Par un mémoire en défense, enregistré le 4 juillet 2025, le préfet de la Loire-Atlantique conclut au rejet de la requête.
Il soutient que les moyens du requérant ne sont pas fondés.
Par une ordonnance du 6 novembre 2025, la clôture de l’instruction a été fixée au 21 novembre 2025 à 12 heures.
Vu les autres pièces du dossier.
Vu :
- le code de la route ;
- l’arrêté interministériel du 12 janvier 2012 fixant les conditions de reconnaissance et d’échange des permis de conduire délivrés par les Etats n’appartenant ni à l’Union européenne, ni à l’Espace économique européen ;
- le code de justice administrative.
Le président du tribunal a désigné M. Delandre en application de l’article R. 222-13 du code de justice administrative.
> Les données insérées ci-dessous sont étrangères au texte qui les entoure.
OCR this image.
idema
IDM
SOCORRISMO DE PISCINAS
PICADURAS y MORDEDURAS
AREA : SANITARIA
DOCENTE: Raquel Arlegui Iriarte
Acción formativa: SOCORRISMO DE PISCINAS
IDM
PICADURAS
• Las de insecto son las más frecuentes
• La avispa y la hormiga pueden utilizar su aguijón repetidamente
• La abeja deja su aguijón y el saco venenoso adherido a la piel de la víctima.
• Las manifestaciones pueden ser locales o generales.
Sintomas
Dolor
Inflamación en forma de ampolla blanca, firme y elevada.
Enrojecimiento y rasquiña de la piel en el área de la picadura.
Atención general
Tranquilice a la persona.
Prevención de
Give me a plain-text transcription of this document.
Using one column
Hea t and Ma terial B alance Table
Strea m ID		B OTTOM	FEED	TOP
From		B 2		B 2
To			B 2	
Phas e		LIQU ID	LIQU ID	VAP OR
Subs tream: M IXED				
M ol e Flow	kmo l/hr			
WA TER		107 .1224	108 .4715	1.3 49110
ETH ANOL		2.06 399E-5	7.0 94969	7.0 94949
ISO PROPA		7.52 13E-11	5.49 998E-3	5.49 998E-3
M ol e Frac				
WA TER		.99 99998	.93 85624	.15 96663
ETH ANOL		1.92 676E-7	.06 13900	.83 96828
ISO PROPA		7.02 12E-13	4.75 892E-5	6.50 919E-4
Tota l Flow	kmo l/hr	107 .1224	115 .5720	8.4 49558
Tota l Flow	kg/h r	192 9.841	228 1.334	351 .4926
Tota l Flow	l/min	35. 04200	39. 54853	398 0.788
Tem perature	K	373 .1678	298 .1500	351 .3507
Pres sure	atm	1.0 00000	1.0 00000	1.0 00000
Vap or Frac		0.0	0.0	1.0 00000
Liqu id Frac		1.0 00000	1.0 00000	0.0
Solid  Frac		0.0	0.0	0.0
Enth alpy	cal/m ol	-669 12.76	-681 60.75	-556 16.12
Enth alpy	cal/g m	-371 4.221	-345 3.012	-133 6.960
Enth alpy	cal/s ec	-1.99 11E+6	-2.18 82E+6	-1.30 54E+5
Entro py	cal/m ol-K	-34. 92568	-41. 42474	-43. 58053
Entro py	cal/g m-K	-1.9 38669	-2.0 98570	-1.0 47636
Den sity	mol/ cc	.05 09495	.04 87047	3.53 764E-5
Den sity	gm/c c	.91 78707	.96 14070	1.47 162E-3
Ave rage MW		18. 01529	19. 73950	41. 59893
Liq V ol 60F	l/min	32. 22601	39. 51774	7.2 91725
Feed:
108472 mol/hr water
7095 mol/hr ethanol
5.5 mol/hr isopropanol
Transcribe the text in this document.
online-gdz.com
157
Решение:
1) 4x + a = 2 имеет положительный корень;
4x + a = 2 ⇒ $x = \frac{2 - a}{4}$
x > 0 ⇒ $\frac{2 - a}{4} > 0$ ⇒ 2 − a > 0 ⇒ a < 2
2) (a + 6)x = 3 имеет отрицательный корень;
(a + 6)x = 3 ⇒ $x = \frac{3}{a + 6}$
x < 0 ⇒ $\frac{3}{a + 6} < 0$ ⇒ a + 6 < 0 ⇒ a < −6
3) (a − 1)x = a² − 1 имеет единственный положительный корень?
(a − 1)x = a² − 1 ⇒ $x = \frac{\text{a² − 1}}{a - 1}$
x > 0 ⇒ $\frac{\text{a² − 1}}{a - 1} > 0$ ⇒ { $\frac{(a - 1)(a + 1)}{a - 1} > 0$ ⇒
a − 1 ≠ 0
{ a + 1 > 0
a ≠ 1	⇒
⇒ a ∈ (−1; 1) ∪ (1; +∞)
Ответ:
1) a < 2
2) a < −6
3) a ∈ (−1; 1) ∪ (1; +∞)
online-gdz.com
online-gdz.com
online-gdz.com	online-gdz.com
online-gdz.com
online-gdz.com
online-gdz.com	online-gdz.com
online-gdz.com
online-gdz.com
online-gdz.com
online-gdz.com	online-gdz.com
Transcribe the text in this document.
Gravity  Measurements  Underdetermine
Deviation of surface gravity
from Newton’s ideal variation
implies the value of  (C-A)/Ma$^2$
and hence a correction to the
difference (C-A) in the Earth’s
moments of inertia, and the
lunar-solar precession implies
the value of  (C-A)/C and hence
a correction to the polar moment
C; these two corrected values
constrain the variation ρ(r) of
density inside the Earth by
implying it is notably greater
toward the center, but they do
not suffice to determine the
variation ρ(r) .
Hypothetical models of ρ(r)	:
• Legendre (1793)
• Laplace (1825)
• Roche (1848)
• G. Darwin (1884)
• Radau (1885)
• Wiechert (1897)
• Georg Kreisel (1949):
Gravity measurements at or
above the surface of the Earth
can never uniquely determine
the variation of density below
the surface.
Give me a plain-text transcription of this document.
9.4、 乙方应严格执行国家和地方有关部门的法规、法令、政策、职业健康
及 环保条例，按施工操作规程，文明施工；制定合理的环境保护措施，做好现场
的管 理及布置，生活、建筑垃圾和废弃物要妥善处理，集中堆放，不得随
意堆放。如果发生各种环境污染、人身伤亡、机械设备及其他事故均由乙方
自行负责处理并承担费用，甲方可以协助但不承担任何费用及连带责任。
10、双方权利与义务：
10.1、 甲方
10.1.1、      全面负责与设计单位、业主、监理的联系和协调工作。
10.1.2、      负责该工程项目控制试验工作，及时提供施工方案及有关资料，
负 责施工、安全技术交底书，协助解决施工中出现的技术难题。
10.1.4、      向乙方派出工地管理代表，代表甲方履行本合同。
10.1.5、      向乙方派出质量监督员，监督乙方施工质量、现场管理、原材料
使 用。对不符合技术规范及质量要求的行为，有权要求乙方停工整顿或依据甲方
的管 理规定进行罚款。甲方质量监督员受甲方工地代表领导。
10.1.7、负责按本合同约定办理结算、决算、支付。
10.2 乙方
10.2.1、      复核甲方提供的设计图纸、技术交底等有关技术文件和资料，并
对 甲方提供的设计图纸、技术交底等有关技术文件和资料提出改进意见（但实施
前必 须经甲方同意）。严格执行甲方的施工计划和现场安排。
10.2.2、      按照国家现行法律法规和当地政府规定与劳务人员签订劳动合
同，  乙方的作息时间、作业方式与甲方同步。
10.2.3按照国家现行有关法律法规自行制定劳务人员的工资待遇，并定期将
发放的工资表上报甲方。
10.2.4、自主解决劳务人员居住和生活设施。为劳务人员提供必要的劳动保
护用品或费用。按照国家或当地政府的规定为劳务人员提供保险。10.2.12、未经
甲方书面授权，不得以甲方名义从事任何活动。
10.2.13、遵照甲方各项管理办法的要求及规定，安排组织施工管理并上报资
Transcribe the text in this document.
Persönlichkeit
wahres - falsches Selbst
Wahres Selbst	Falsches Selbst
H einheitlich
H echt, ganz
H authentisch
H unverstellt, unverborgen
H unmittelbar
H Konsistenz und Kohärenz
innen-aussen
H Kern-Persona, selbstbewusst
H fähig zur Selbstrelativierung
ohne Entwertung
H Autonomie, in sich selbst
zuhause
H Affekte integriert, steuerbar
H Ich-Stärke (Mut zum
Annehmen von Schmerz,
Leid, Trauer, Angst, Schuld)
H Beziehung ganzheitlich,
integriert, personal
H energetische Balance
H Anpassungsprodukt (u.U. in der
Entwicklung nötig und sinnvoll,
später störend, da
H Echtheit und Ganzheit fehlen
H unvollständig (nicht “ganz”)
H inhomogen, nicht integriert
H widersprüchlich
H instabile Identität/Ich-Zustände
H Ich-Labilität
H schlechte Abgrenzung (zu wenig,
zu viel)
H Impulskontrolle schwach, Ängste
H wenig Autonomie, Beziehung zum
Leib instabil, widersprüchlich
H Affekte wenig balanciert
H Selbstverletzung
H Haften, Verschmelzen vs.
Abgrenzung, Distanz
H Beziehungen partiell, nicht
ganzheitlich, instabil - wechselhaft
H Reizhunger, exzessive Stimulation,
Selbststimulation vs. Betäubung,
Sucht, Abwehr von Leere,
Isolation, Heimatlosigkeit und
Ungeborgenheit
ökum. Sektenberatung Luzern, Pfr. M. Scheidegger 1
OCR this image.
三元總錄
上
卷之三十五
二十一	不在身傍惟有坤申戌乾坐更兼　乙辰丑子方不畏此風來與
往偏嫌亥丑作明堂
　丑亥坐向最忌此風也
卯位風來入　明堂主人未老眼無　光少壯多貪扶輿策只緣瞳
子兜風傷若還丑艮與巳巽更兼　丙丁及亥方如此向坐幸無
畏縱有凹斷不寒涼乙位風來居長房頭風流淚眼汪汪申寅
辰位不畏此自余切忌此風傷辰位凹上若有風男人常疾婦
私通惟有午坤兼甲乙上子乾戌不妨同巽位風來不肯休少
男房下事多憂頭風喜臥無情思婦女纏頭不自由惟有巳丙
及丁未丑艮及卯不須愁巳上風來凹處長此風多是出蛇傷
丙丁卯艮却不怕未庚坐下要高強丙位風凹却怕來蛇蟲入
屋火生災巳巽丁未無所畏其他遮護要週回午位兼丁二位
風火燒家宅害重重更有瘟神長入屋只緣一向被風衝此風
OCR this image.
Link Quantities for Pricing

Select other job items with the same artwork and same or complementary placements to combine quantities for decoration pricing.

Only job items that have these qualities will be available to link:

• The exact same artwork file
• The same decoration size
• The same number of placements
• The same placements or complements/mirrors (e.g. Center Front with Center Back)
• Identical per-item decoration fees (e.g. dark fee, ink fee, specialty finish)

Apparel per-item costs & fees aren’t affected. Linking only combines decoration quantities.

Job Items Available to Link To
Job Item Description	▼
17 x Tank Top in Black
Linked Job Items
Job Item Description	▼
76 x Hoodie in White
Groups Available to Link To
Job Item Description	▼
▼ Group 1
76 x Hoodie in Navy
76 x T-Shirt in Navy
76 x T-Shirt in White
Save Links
Le magistrat désigné a dispensé le rapporteur public, sur sa proposition, de prononcer des conclusions à l’audience.
Les parties ont été régulièrement averties du jour de l’audience.
Le rapport de M. Delandre, magistrat désigné, a été entendu au cours de l’audience publique.
Les parties n’étaient pas présentes, ni représentées.
Considérant ce qui suit :
1. Il ressort des pièces du dossier que M. A…, ressortissant algérien, a demandé le 12 novembre 2024 auprès des services du CERT de Nantes, l’échange de son permis de conduire n° 0004320/2018 délivré le 25 septembre 2018 par les autorités algériennes contre un permis de conduire français. Par une décision en date du 7 janvier 2025, le préfet de la Loire-Atlantique a rejeté sa demande au motif que sa demande d’échange n’avait pas été présentée dans le délai d’un an suivant le début de validité de son premier titre de séjour ainsi que l’exigent les dispositions de l’article 4 de l’arrêté du 12 janvier 2012 relatif à l’échange des permis de conduire délivrés par les Etats n’appartenant ni à l’Union Européenne, ni à l’Espace économique européen. Le requérant a formé par lettre, reçue le 16 janvier 2025 par les services préfectoraux, un recours gracieux qui a été implicitement rejeté par le préfet. Le requérant doit être regardé comme contestant ces deux décisions.
2. En premier lieu, aux termes de l’article R. 222-3 du code de la route : « Tout permis de conduire national, en cours de validité, délivré par un Etat ni membre de la Communauté européenne, ni partie à l’accord sur l’Espace économique européen, peut être reconnu en France jusqu’à l’expiration d’un délai d’un an après l’acquisition de la résidence normale de son titulaire. Pendant ce délai, il peut être échangé contre le permis français, sans que son titulaire soit tenu de subir les examens prévus au premier alinéa de l’article D.221-3. Les conditions de cette reconnaissance et de cet échange sont définies par arrêté du ministre chargé des transports, après avis du ministre de la justice, du ministre de l’intérieur et du ministre chargé des affaires étrangères. Au terme de ce délai, ce permis n’est plus reconnu et son titulaire perd tout droit de conduire un véhicule pour la conduite duquel le permis de conduire est exigé.». Aux termes de l’article 4 de l’arrêté du 12 janvier 2012 pris pour l’application de l’article R. 222-3 du code de la route : « I. – Tout titulaire d’un permis de conduire délivré régulièrement au nom d’un Etat n’appartenant ni à l’Union européenne, ni à l’Espace économique européen doit obligatoirement demander l’échange de ce titre contre un permis de conduire français dans le délai d’un an qui suit l’acquisition de sa résidence normale en France. II. – A. – Pour les ressortissants étrangers non-ressortissants de l’Union européenne, la date d’acquisition de la résidence normale est celle de la remise du premier titre de séjour. B. – Pour les ressortissants étrangers bénéficiant d’un visa long séjour valant titre de séjour, la date d’acquisition de la résidence normale est la date de validation du visa au moyen du téléservice prévu par l’arrêté du 13 février 2019 relatif à la validation du visa long séjour valant titre de séjour, ou à défaut celle de la vignette apposée par l’Office français de l’immigration et de l’intégration sur le premier visa long séjour valant titre de séjour. (…) ».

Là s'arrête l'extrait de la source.